Initial jobless claims rose last week but remained generally low in a tight labor market.
Jobless claims for the week ended March 25 totaled 198,000, up 7,000 from the previous period and slightly higher than the estimate of 195,000, the Labor Department reported Thursday.
Although the figure was slightly above expectations, the overall figure suggests that companies have been slow to lay off workers despite expectations that the unemployment rate will rise later in the year.
Continuing claims trailing a week are up 4,000 to 1.689 million. That was below the FactSet estimate of 1.6935 million.
The four-week moving average of weekly claims, which smoothes volatility in the numbers, edged up to 198,250 but has been below 200,000 since mid-January.

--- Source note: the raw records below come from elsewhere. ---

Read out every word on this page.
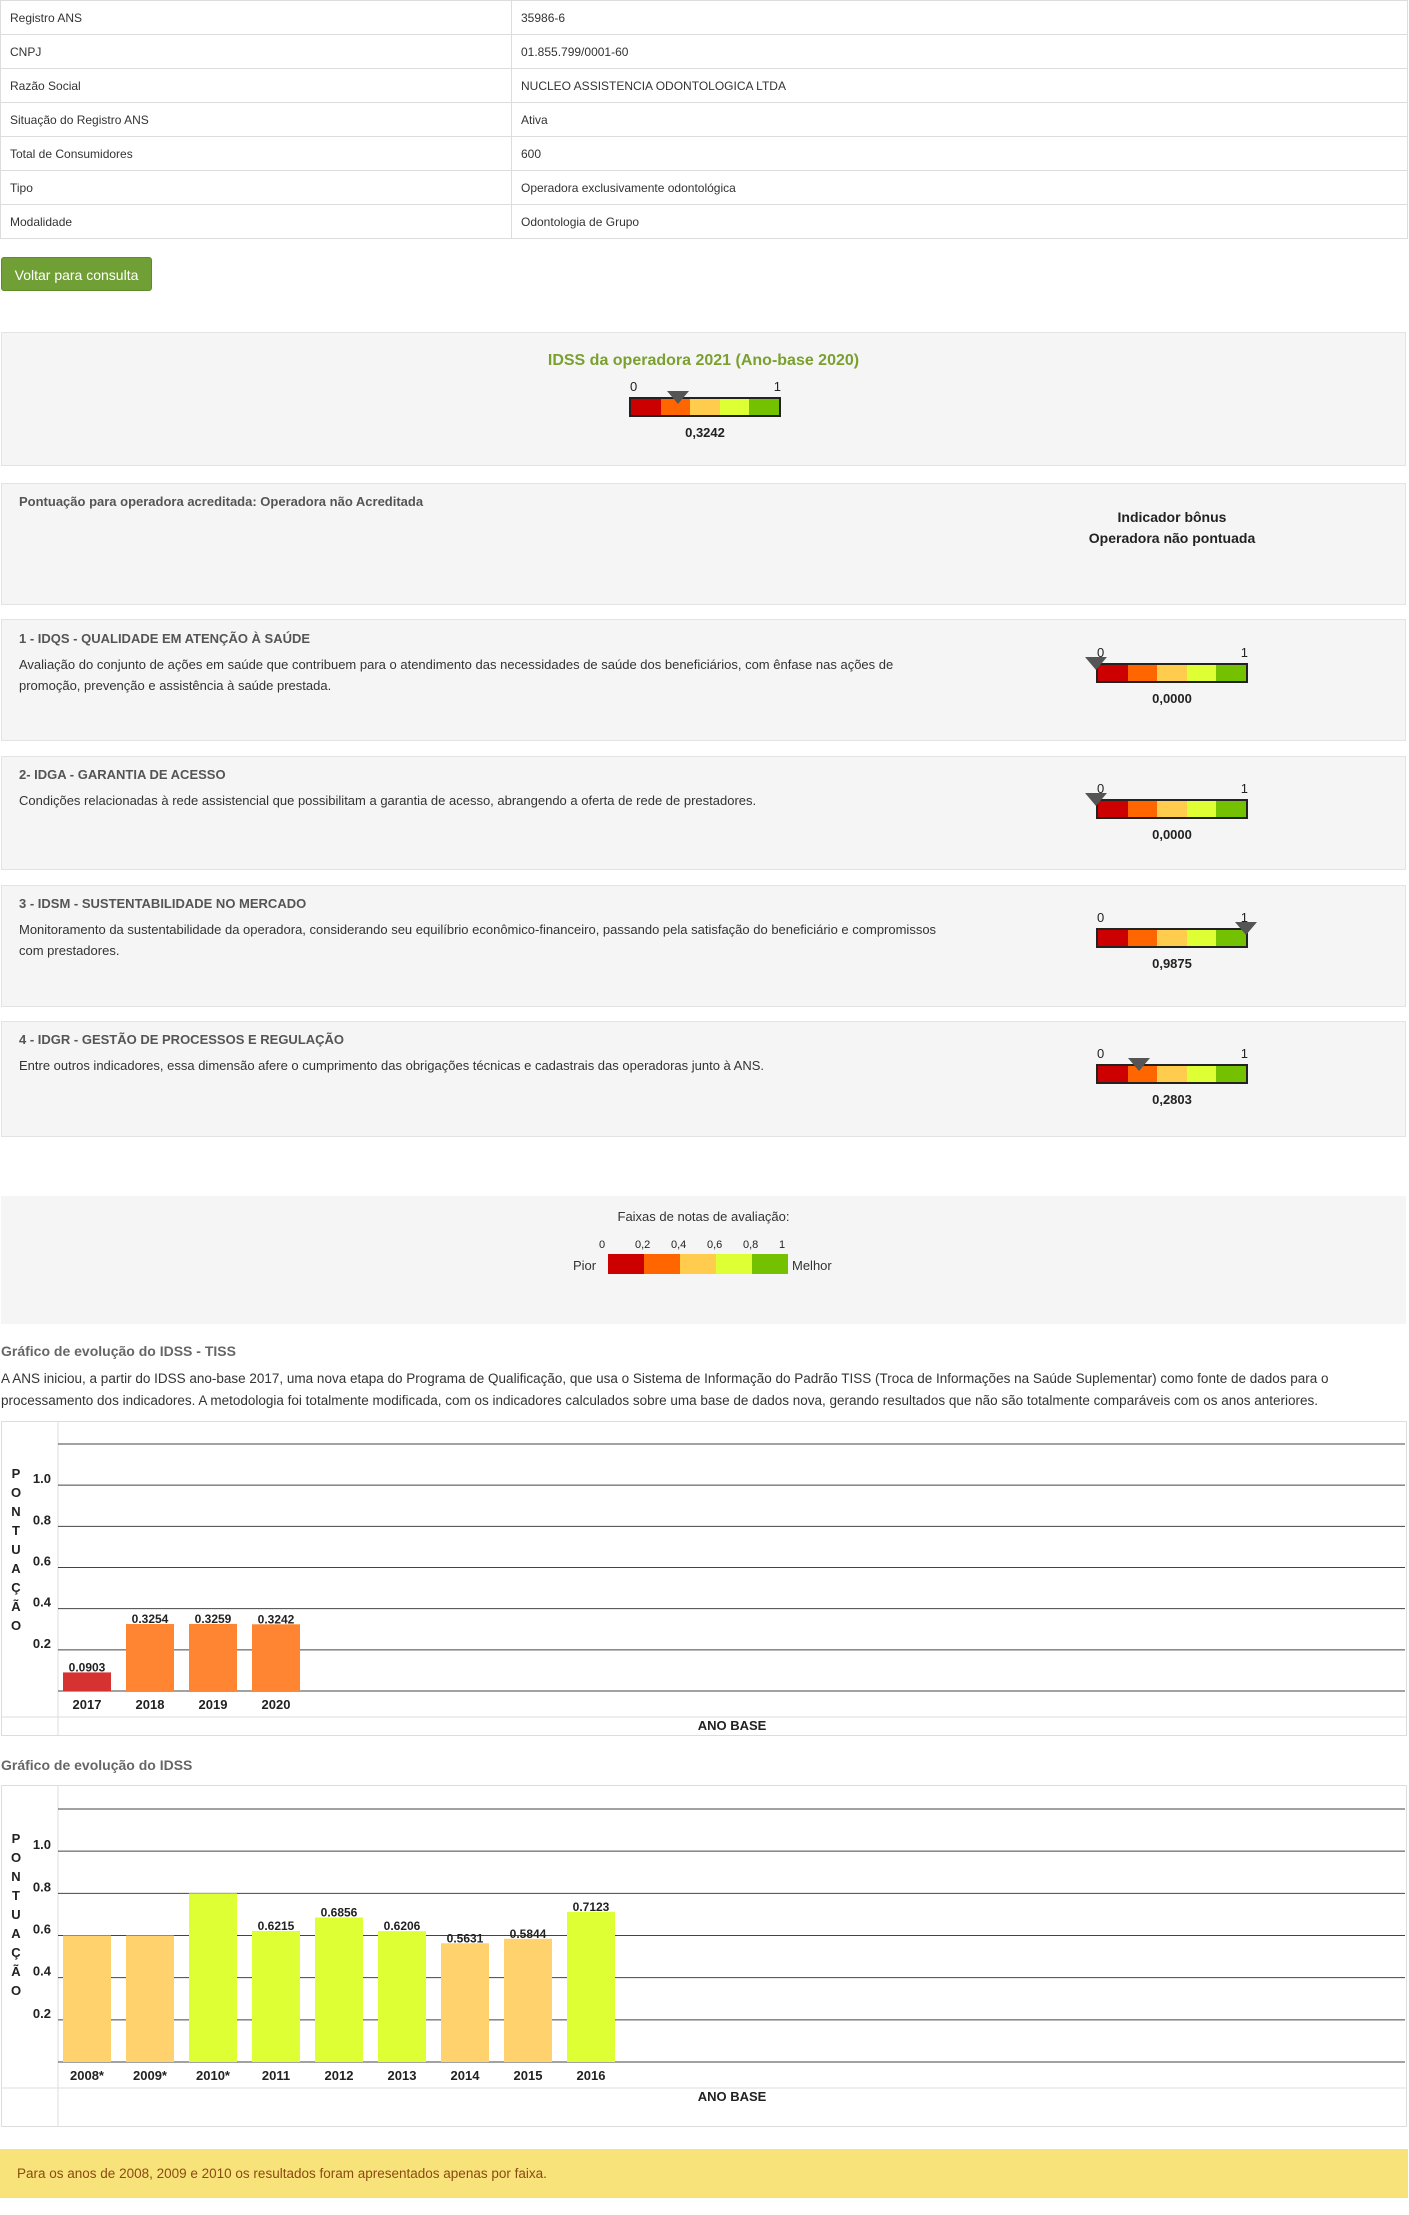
Registro ANS	35986-6
CNPJ	01.855.799/0001-60
Razão Social	NUCLEO ASSISTENCIA ODONTOLOGICA LTDA
Situação do Registro ANS	Ativa
Total de Consumidores	600
Tipo	Operadora exclusivamente odontológica
Modalidade	Odontologia de Grupo
Voltar para consulta
IDSS da operadora 2021 (Ano-base 2020)
0	1
0,3242
Pontuação para operadora acreditada: Operadora não Acreditada
Indicador bônus
Operadora não pontuada
1 - IDQS - QUALIDADE EM ATENÇÃO À SAÚDE
Avaliação do conjunto de ações em saúde que contribuem para o atendimento das necessidades de saúde dos beneficiários, com ênfase nas ações de promoção, prevenção e assistência à saúde prestada.
0	1
0,0000
2- IDGA - GARANTIA DE ACESSO
Condições relacionadas à rede assistencial que possibilitam a garantia de acesso, abrangendo a oferta de rede de prestadores.
0	1
0,0000
3 - IDSM - SUSTENTABILIDADE NO MERCADO
Monitoramento da sustentabilidade da operadora, considerando seu equilíbrio econômico-financeiro, passando pela satisfação do beneficiário e compromissos com prestadores.
0	1
0,9875
4 - IDGR - GESTÃO DE PROCESSOS E REGULAÇÃO
Entre outros indicadores, essa dimensão afere o cumprimento das obrigações técnicas e cadastrais das operadoras junto à ANS.
0	1
0,2803
Faixas de notas de avaliação:
0	0,2 0,4 0,6 0,8 1
Pior	Melhor
Gráfico de evolução do IDSS - TISS
A ANS iniciou, a partir do IDSS ano-base 2017, uma nova etapa do Programa de Qualificação, que usa o Sistema de Informação do Padrão TISS (Troca de Informações na Saúde Suplementar) como fonte de dados para o processamento dos indicadores. A metodologia foi totalmente modificada, com os indicadores calculados sobre uma base de dados nova, gerando resultados que não são totalmente comparáveis com os anos anteriores.
0.2
0.4
0.6
0.8
1.0
P
O
N
T
U
A
Ç
Ã
O
0.0903
2017
0.3254
2018
0.3259
2019
0.3242
2020
ANO BASE
Gráfico de evolução do IDSS
0.2
0.4
0.6
0.8
1.0
P
O
N
T
U
A
Ç
Ã
O
2008* 2009* 2010*
0.6215
2011
0.6856
2012
0.6206
2013
0.5631
2014
0.5844
2015
0.7123
2016
ANO BASE
Para os anos de 2008, 2009 e 2010 os resultados foram apresentados apenas por faixa.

The relatively benign claims numbers come despite aggressive Federal Reserve efforts to curb inflation. The central bank is largely targeting a labor market plagued by severe supply-demand imbalances, where there are almost two vacancies for every available worker.
According to estimates made last week, central bankers expect the unemployment rate to rise to 4.5% this year from the current 3.6%. That would require the loss of more than 540,000 jobs, according to an Atlanta Fed calculator.

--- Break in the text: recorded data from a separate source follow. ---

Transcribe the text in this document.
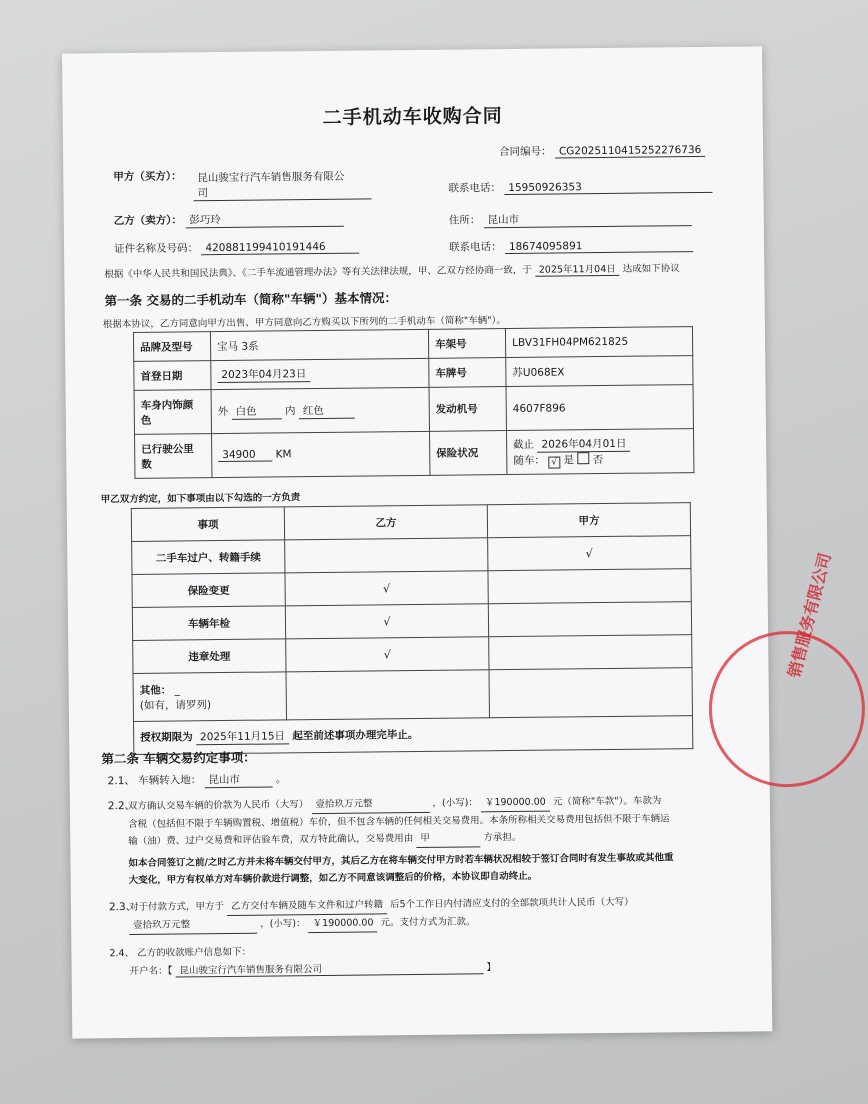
二手机动车收购合同
合同编号： CG2025110415252276736
甲方（买方）： 昆山骏宝行汽车销售服务有限公
司	联系电话： 15950926353
乙方（卖方）： 彭巧玲	住所： 昆山市
证件名称及号码： 420881199410191446	联系电话： 18674095891
根据《中华人民共和国民法典》、《二手车流通管理办法》等有关法律法规，甲、乙双方经协商一致，于 2025年11月04日 达成如下协议
第一条 交易的二手机动车（简称"车辆"）基本情况：
根据本协议，乙方同意向甲方出售、甲方同意向乙方购买以下所列的二手机动车（简称"车辆"）。
品牌及型号	宝马 3系	车架号	LBV31FH04PM621825
首登日期	2023年04月23日	车牌号	苏U068EX
车身内饰颜
色	外 白色 内 红色	发动机号	4607F896
已行驶公里
数	34900 KM	保险状况	截止 2026年04月01日
随车： √ 是 否
甲乙双方约定，如下事项由以下勾选的一方负责
事项	乙方	甲方
二手车过户、转籍手续		√
保险变更	√	
车辆年检	√	
违章处理	√	
其他： _
(如有，请罗列)		
授权期限为 2025年11月15日 起至前述事项办理完毕止。		
第二条 车辆交易约定事项：
2.1、 车辆转入地： 昆山市	。
2.2、
双方确认交易车辆的价款为人民币（大写） 壹拾玖万元整	，(小写)： ￥190000.00 元（简称"车款"）。车款为
含税（包括但不限于车辆购置税、增值税）车价，但不包含车辆的任何相关交易费用。本条所称相关交易费用包括但不限于车辆运
输（油）费、过户交易费和评估验车费，双方特此确认，交易费用由 甲	方承担。
如本合同签订之前/之时乙方并未将车辆交付甲方，其后乙方在将车辆交付甲方时若车辆状况相较于签订合同时有发生事故或其他重
大变化，甲方有权单方对车辆价款进行调整，如乙方不同意该调整后的价格，本协议即自动终止。
2.3、
对于付款方式，甲方于 乙方交付车辆及随车文件和过户转籍 后5个工作日内付清应支付的全部款项共计人民币（大写）
壹拾玖万元整	，(小写)： ￥190000.00 元。支付方式为汇款。
2.4、 乙方的收款账户信息如下：
开户名：【 昆山骏宝行汽车销售服务有限公司	】
销售服务有限公司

“Although hiring numbers remain strong in the US economy, there appears to be potential for another lull in hiring trends over the spring and summer months,” said Stuart Hoffman, senior economic advisor at PNC. “This is not to say that economic conditions will collapse completely. Rather, newly laid-off workers are not as likely to be rehired as quickly as companies estimate their plans to weather what we expect will be a mild recession in the second half of this year.”

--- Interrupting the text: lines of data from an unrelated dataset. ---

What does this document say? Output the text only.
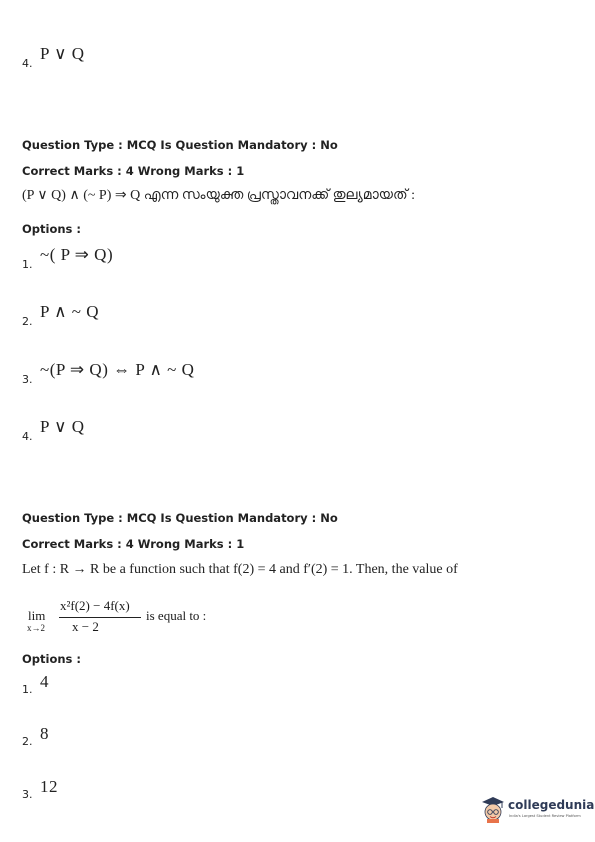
4.
P ∨ Q
Question Type : MCQ Is Question Mandatory : No
Correct Marks : 4 Wrong Marks : 1
(P ∨ Q) ∧ (~ P) ⇒ Q എന്ന സംയുക്ത പ്രസ്താവനക്ക് തുല്യമായത് :
Options :
1.
~( P ⇒ Q)
2.
P ∧ ~ Q
3.
~(P ⇒ Q) ⇔ P ∧ ~ Q
4.
P ∨ Q
Question Type : MCQ Is Question Mandatory : No
Correct Marks : 4 Wrong Marks : 1
Let f : R → R be a function such that f(2) = 4 and f′(2) = 1. Then, the value of
lim
x→2
x²f(2) − 4f(x)
x − 2
is equal to :
Options :
1. 4
2. 8
3. 12
collegedunia
India's Largest Student Review Platform
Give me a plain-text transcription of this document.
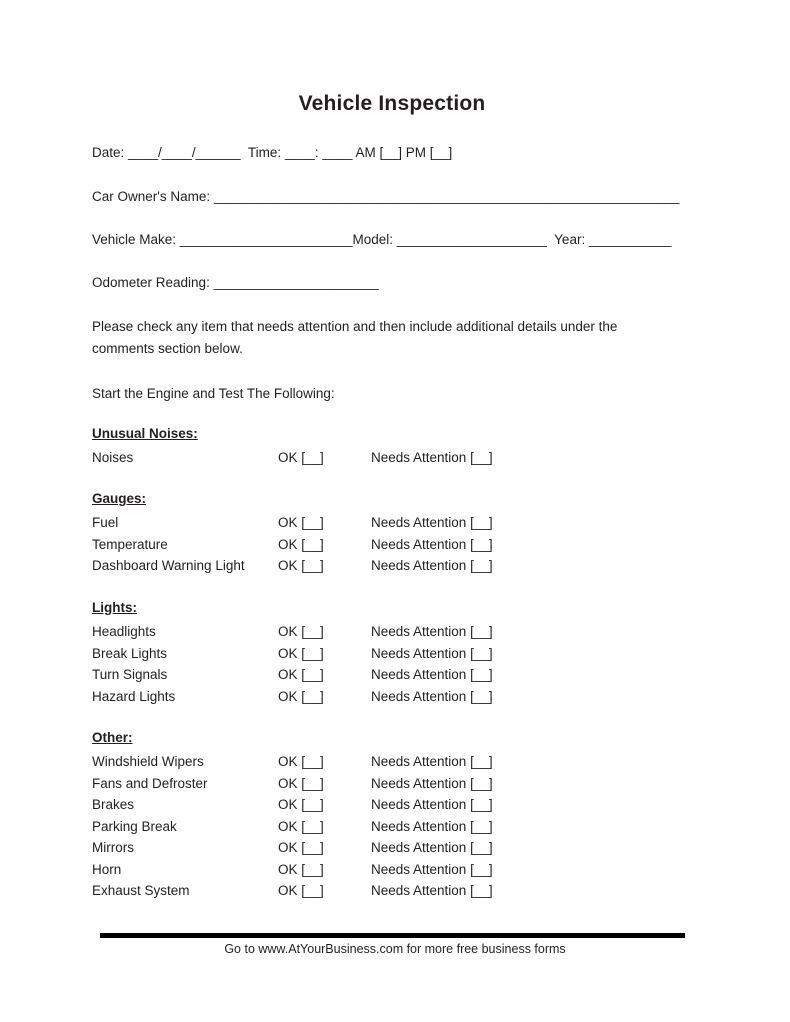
Vehicle Inspection
Date: ____/____/______  Time: ____: ____ AM [__] PM [__]
Car Owner's Name: ______________________________________________________________
Vehicle Make: _______________________Model: ____________________  Year: ___________
Odometer Reading: ______________________
Please check any item that needs attention and then include additional details under the comments section below.
Start the Engine and Test The Following:
Unusual Noises:
Noises	OK [__]	Needs Attention [__]
Gauges:
Fuel	OK [__]	Needs Attention [__]
Temperature	OK [__]	Needs Attention [__]
Dashboard Warning Light OK [__]	Needs Attention [__]
Lights:
Headlights	OK [__]	Needs Attention [__]
Break Lights	OK [__]	Needs Attention [__]
Turn Signals	OK [__]	Needs Attention [__]
Hazard Lights	OK [__]	Needs Attention [__]
Other:
Windshield Wipers	OK [__]	Needs Attention [__]
Fans and Defroster	OK [__]	Needs Attention [__]
Brakes	OK [__]	Needs Attention [__]
Parking Break	OK [__]	Needs Attention [__]
Mirrors	OK [__]	Needs Attention [__]
Horn	OK [__]	Needs Attention [__]
Exhaust System	OK [__]	Needs Attention [__]
Go to www.AtYourBusiness.com for more free business forms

A separate economic report on Thursday showed that growth through to the end of 2022 was slightly weaker than previously thought.
The Commerce Department’s final gross domestic product figure showed the economy grew at an annual rate of 2.6% in the fourth quarter, slightly below the previous estimate of 2.7%. That change was mainly due to downward revisions in consumer spending and exports, the department said.
Growth likely accelerated in the first three months of 2023, according to the Atlanta Fed’s GDPNow tracker. This gauge shows that GDP is growing at a pace of 3.2%.
Markets reacted little to the new data, with futures pointing to a higher open on Wall Street.